Ujian akan segera dimulai, teman-temanku yang lain membaca rangkumannya lagi, membaca soal-soal prediksi, menyiapkan alat tulis atau bahkan mengenyangkan isi perut agar ketika ujian tidak merasa lapar dan haus.

“Goodluck Ra.” Kata Rehan sambil memasuki kelasnya. Perasaanku agak sedikit tenang ketika ia memberikan support seperti itu.

Hari demi hari, aku melakukan ujian dengan baik dan pada hari terakhir, aku menghubungi Rehan untuk menanyakan bagaimana perasaannya ketika ujian kenaikan ini berakhir.

“Hey, gimana? Puas gakk?”

“Heloooo, kemana andaaa?”

“Ih tau gaksi bunganya lucu gaaa? (sambil mengirimkan foto bucket bunga)”

“Eh Han, kemana sih? Sibuk kahh?”

Aku berusaha mengiriminya pesan tiap beberapa jam sekali. Ia tidak pernah begini biasanya, dia selalu menjawab pesanku sangat cepat seolah-olah ia selalu memgang handphonenya setiap saat dan tidak melakukan aktivitas lain.

Setelah berhari-hari aku mencoba untuk menghubunginya, hasilnya nihil. Ia hanya membaca pesanku dan tidak menjawab. Apakah aku melakukan kesalahan padanya? Apakah dia sedang ada masalah? atau mengapa? Kenapa dia tidak becerita apapun?
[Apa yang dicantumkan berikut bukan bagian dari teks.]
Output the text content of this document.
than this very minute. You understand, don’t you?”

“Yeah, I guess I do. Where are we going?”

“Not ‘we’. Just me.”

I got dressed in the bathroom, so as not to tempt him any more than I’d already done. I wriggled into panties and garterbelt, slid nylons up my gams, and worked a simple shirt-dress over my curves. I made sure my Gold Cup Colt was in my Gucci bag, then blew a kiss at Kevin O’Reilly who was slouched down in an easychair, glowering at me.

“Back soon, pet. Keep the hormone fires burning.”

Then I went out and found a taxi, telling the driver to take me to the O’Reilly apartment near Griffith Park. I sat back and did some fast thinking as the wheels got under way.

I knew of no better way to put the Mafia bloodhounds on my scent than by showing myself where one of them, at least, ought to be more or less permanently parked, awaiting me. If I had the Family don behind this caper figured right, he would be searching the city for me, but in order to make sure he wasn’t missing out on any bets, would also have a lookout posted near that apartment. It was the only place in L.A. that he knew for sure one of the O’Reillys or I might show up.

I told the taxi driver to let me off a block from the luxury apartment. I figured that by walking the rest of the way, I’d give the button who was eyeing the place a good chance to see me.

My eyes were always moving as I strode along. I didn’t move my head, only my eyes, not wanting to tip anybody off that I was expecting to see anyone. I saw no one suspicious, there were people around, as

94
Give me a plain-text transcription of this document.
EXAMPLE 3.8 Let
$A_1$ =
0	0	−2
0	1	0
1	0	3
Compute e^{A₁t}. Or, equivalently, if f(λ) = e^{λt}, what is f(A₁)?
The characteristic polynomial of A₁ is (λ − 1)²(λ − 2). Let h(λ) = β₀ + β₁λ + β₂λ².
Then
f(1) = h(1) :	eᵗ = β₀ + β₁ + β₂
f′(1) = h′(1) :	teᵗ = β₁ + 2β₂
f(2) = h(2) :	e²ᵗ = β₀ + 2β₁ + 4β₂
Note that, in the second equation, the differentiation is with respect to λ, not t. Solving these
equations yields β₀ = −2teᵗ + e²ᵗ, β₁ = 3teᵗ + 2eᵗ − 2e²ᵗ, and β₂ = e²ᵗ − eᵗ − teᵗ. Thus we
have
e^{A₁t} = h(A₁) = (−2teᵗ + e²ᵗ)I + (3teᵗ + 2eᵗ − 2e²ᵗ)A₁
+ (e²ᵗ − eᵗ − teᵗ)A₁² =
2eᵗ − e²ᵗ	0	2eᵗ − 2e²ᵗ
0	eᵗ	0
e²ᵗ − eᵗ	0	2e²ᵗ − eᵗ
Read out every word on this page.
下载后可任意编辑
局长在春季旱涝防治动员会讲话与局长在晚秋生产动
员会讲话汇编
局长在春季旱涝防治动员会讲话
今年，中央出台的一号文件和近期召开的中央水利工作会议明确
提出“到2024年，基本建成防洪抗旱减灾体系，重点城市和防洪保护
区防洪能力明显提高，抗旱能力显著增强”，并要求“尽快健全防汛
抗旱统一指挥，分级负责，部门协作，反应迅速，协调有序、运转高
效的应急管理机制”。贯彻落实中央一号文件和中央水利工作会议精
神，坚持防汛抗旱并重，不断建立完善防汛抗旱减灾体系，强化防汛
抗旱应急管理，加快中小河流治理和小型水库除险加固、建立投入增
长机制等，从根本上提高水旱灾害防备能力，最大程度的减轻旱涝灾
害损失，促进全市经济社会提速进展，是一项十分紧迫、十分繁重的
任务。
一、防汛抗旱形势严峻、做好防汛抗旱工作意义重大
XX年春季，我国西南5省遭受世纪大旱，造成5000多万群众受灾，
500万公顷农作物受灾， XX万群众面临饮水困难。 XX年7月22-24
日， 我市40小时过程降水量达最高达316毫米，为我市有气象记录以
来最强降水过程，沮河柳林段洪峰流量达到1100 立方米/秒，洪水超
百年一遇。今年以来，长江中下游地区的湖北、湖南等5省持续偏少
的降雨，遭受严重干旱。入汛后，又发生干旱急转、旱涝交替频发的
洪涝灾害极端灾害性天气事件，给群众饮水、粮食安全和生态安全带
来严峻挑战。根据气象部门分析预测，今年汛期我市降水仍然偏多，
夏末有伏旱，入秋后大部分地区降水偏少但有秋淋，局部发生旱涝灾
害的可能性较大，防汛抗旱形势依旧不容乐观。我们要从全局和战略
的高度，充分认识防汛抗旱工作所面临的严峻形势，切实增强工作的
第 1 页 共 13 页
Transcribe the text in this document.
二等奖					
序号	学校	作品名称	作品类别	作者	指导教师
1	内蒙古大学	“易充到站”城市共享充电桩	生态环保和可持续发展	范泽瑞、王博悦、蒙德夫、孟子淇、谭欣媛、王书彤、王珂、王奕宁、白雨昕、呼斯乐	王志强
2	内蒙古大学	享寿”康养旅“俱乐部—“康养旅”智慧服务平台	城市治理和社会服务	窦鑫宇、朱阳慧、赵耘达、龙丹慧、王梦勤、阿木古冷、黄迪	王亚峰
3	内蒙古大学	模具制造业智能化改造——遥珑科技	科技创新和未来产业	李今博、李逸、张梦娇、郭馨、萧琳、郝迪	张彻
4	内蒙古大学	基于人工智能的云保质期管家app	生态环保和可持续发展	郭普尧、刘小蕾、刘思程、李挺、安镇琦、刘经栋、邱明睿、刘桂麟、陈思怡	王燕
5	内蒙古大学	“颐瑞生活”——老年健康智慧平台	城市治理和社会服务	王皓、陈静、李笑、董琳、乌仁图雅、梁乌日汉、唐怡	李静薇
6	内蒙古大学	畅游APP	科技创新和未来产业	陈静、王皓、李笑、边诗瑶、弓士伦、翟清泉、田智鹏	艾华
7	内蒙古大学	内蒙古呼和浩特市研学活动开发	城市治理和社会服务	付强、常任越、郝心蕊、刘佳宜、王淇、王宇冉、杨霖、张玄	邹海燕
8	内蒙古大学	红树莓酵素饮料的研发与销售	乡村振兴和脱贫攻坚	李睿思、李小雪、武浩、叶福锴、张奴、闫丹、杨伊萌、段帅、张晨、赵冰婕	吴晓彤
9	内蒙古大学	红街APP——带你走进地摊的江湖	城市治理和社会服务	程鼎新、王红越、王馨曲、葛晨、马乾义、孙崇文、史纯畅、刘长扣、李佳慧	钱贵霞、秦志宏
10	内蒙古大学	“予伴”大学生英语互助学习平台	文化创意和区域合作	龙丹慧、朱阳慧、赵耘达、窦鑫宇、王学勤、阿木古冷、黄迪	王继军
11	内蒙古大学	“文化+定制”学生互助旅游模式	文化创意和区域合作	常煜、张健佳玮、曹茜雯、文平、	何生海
Hingga pada akhirnya aku mengetahui alasannya. Ia meninggalkanku karena ia memiliki teman yang lebih famous, hits dan ia akan menjadi sallah satu bagian penting dari sebuah event provinsi yang sangat bergengsi. Oh baiklah, semoga dia bahagia.

Kehilangannya sungguh lebih berat dibandingkan dengan lelaki yang singgah di hatiku. Kehilangannya berarti aku tidak memiliki lagi teman yang mampu mendengarkan, memberi nasihat dan menenangkanku dengan sangat-sangat baik.

“Rara, maafin aku ya. Boleh gak kita mulai lagi dari awal?” Begitulah pesan yang ditulis oleh Ryan. Hah? Gila kali ya orang ini, bisa-bisanya. Ga sadar apa dia gimana? Gak ah! Kali ini aku sudah benar-benar muak dengannya. Aku sudah tidak akan mudah terbujuk dengan kata rayunya.

“Sorry, sudah cukup.” Jawabku dan langsung memblokirnya.

Kehilangan Rehan dan kembalinya Ryan adalah hal yang sama sekali tidak aku inginkan, mengapa semua tidak sesuai rencanaku, Tuhan? Mengapa selalu begini?